Tier 3 (low skilled workers) is designed to replace current schemes such as the Seasonal Agricultural Workers Scheme and the Sectors Based Scheme, however the government is currently saying that its introduction will be suspended indefinitely. Presumably, for the time being, there is sufficient cheap labour from the EU to meet the needs of employers who hire low/unskilled, seasonal labour. Tier 3 will only be introduced if there is a shortage of cheap EU labour. Tiers 3 and 5 are only temporary routes and once a migrant is assigned to one of these tiers they cannot switch to another tier. Unskilled migrants are not allowed to bring dependants and Tier 3 is to be applied only to migrants from countries which have signed a ‘returns agreement’ with Britain.

The PBS will have an impact on all migrants to Britain, as it will be a further sanction for discrimination on grounds of race, as preference is given to UK and EU workers, who are predominantly white.

The PBS will mean that migrant workers will be in a very vulnerable position in relation to their employment. Reliance on the sponsor system will mean that the workers are tied to their employers and therefore open to exploitation and abuse. There are many reported cases of domestic workers being held against their will, in appalling working conditions, with their documents withheld and treated like slaves. Now a migrant worker in such a position would be tied to their employer and denied the right to find employment elsewhere. This is surely nothing other than ‘bonded labour’.
However, workers’ rights do not feature on the Labour government’s agenda, which is to ensure that immigration is tightly controlled and used to the maximum benefit for capitalism. This is being achieved by instituting a neatly engineered system which ‘cherry picks’ from poorer countries highly skilled professionals who have cost Britain nothing to train, whilst at the same time ensuring a steady flow of cheap labour on demand. This potential cheap labour force, which waits in the wings in case EU labour becomes insufficient or too costly, consists of unskilled, poor, working class migrants who will be denied any right to stay permanently or to access basic services such as health care and welfare provision.

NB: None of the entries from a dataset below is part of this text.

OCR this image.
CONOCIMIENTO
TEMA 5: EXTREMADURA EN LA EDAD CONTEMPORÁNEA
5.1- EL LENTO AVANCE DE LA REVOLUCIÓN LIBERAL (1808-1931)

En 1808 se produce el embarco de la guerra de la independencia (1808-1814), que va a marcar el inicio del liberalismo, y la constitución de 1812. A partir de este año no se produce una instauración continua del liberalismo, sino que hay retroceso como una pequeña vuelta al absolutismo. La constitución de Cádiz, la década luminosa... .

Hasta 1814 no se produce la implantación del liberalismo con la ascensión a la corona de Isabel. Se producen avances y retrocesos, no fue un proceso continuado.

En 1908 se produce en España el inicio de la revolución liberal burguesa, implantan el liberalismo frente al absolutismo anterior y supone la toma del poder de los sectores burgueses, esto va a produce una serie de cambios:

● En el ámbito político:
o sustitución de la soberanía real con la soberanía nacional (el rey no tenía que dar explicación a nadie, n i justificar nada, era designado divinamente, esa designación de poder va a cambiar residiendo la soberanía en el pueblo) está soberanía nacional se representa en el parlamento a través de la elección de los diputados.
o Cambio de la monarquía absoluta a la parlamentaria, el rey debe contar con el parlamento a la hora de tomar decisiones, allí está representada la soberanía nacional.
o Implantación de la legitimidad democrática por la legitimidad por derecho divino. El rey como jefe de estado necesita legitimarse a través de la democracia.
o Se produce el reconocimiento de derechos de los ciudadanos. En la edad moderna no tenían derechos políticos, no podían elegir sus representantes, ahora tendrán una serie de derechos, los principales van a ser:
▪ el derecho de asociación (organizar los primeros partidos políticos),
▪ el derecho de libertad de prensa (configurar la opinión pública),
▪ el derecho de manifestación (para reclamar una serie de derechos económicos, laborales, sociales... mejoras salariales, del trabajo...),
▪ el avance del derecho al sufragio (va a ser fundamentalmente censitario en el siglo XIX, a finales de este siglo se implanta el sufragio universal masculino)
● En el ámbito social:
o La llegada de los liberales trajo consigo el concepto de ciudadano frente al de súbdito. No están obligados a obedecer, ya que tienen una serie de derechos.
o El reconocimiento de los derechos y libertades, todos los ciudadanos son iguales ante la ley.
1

The PBS is the latest in a plethora of new policies and laws that prevent migration to the UK that is not of economic benefit to the ruling class.  Having not long before changed the name of the Immigration and Nationality Directorate into the Border and Immigration Agency, in April the Home Office changed the name again to the UK Border Agency. The press release accompanying the change is full of talk of ‘toughness’ and ‘policing’, stating that the Agency ‘will protect our borders, control migration for the benefit of the country, prevent border tax fraud, smuggling and immigration crime … The new 25,000 strong organisation includes more than 9,000 warranted officers operating in local communities, at the border and across 135 countries worldwide, with wide ranging search, seizure and detention powers.’ On 19 May the Border Agency announced plans for a further 1,500 places in immigration detention centres and that it would better its current performance of removing one ‘illegal immigrant… every eight minutes’.

The points-based system of entry and the ruthless attack and expulsion of those not needed by British capitalism go hand in hand and must be opposed.